Just as the Selangor Fatwa Council changed its fatwa on investing in ASB from haram to harus on the basis that 66% of PNB investments are now syariah compliant, surely the same principle of changing circumstances can be applied to so many other contested issues confronting the Muslim community today.

What were the circumstances that led to the fiqh opinion that children born out of wedlock or born within six months of their parents’ marriage cannot bear the name of the father?

What are the circumstances today? What does the law of the land say since we live in a democratic state and not a theocratic state?

What do international human rights instruments that we have ratified say, since we want to be a part of the international system?

What are the implications for the rights and dignity of these children when they have to carry a different name from their younger siblings, when the father cannot be a wali (custodian) to the daughter’s marriage, when he cannot sign any documents on behalf of his children, when the children do not have to be provided for by their father and cannot inherit from their father?

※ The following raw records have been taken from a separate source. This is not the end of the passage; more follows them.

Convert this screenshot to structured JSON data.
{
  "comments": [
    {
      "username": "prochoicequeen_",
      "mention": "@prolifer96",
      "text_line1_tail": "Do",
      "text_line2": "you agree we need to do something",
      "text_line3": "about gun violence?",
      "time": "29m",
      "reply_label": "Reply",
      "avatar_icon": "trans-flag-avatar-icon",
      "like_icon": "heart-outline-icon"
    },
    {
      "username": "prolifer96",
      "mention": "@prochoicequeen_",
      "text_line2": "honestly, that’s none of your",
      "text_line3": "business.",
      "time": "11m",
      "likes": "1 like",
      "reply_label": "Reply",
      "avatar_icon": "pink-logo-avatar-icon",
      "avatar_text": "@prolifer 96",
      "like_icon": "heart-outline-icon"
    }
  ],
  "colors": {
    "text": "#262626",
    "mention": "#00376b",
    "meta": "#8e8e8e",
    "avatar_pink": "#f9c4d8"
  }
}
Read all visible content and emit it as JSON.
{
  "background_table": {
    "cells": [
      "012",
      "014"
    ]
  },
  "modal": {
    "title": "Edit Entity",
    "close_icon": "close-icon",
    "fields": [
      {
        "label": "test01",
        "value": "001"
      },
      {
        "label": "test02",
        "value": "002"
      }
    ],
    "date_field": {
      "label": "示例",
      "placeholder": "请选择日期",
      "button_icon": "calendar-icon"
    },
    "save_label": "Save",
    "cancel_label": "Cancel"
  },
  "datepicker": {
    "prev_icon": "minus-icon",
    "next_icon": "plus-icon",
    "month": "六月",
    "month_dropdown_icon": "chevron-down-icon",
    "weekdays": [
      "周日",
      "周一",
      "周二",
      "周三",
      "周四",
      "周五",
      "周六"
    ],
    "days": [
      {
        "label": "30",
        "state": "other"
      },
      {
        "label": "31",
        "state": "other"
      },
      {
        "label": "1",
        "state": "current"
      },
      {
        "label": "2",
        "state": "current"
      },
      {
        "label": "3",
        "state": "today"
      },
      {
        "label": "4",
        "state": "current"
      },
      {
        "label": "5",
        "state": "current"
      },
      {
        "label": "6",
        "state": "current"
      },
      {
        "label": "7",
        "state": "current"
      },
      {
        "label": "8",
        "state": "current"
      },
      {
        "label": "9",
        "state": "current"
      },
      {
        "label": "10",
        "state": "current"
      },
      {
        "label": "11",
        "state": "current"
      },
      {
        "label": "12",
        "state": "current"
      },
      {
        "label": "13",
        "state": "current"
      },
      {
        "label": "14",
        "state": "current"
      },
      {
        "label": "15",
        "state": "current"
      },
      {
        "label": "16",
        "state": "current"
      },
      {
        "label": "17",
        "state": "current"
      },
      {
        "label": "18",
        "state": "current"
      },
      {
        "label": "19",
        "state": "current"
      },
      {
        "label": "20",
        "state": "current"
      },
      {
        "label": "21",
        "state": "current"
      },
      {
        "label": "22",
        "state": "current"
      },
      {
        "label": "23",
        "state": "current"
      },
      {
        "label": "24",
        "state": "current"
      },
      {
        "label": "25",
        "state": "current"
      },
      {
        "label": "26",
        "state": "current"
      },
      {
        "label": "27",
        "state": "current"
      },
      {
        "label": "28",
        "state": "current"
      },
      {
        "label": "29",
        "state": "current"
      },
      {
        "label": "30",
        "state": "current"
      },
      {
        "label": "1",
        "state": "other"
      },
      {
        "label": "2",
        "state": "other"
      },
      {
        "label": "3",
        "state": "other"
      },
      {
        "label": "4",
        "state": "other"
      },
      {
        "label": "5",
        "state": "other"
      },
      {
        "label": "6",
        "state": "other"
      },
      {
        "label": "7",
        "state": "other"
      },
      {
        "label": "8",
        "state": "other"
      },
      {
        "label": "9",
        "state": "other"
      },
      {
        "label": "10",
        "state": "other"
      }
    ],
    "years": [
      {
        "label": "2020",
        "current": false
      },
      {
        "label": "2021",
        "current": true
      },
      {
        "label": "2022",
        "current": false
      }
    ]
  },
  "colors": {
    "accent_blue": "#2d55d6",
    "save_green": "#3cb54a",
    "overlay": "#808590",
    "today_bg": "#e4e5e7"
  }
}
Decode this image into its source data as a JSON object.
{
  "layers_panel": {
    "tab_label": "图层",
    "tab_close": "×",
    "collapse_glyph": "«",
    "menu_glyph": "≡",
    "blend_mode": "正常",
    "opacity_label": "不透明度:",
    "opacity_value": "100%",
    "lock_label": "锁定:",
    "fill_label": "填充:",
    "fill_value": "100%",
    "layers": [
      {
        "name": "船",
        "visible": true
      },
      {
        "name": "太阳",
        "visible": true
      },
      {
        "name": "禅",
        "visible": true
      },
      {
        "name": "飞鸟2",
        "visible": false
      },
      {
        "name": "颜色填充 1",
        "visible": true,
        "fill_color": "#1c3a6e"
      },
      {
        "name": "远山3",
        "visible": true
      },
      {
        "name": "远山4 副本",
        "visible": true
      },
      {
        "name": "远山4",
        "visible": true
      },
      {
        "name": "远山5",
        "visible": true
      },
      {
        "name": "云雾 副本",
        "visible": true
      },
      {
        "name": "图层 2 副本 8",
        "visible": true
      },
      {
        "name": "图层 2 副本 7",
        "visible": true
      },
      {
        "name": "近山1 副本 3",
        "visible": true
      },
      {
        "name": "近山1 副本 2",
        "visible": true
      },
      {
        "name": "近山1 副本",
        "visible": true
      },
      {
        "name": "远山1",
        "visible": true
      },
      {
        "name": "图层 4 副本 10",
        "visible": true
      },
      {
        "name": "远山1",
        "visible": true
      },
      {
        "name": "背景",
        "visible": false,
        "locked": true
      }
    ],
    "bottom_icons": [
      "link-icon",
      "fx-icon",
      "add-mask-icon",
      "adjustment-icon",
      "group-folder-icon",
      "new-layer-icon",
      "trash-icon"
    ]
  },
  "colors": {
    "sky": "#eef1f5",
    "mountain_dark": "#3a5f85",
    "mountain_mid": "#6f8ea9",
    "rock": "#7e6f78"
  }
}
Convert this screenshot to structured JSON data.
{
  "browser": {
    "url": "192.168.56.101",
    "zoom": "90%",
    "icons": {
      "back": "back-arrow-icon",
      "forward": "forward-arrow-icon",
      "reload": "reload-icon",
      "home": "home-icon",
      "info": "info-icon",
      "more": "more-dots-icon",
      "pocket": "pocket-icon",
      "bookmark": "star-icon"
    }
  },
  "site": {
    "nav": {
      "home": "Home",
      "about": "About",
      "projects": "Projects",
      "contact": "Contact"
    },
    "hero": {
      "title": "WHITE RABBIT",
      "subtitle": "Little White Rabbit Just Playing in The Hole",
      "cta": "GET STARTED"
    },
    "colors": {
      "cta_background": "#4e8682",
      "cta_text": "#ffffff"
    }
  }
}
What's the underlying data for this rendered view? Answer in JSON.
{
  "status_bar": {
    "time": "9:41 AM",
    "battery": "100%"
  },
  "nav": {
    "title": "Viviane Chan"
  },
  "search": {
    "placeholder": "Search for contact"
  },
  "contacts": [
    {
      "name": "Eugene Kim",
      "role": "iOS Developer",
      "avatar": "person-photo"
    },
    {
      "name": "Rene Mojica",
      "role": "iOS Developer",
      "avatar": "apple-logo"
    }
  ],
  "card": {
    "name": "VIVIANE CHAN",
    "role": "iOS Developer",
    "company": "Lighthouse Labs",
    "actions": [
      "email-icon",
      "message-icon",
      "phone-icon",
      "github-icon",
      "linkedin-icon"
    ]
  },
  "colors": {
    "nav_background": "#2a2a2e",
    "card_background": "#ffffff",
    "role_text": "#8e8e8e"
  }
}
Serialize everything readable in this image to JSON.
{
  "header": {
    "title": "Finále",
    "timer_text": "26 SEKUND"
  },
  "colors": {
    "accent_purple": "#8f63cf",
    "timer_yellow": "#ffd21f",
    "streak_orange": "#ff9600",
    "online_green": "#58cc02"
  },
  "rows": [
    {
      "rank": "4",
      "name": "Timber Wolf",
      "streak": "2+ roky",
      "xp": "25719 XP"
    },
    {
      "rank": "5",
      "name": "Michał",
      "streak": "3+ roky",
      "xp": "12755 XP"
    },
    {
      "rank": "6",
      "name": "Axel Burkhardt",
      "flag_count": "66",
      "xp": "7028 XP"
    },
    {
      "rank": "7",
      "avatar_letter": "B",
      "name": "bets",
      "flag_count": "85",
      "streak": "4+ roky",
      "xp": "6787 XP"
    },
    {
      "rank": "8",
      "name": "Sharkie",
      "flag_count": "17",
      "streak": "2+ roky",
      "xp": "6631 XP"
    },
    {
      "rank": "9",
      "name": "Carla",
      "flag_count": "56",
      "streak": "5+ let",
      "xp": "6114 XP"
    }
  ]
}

How do such denials of rights serve the principle of “best interest of the child”, which is also a Muslim juristic principle that many countries, including Malaysia, have used to reform discriminatory Muslim family laws?

It is not just Islamic principles and notions of justice and compassion that are ignored for an ideological project to assert the supremacy of a dogmatic, punitive brand of Islam over the Constitution, even the Government’s own laws are ignored.

Those opposed to the Court of Appeal judgement invoke Islam to condemn, and to cause hurt and harm to innocent lives.

Those of us who believe in a compassionate, forgiving and just God, and who believe in the Constitution and the rule of law, must stand up and be counted.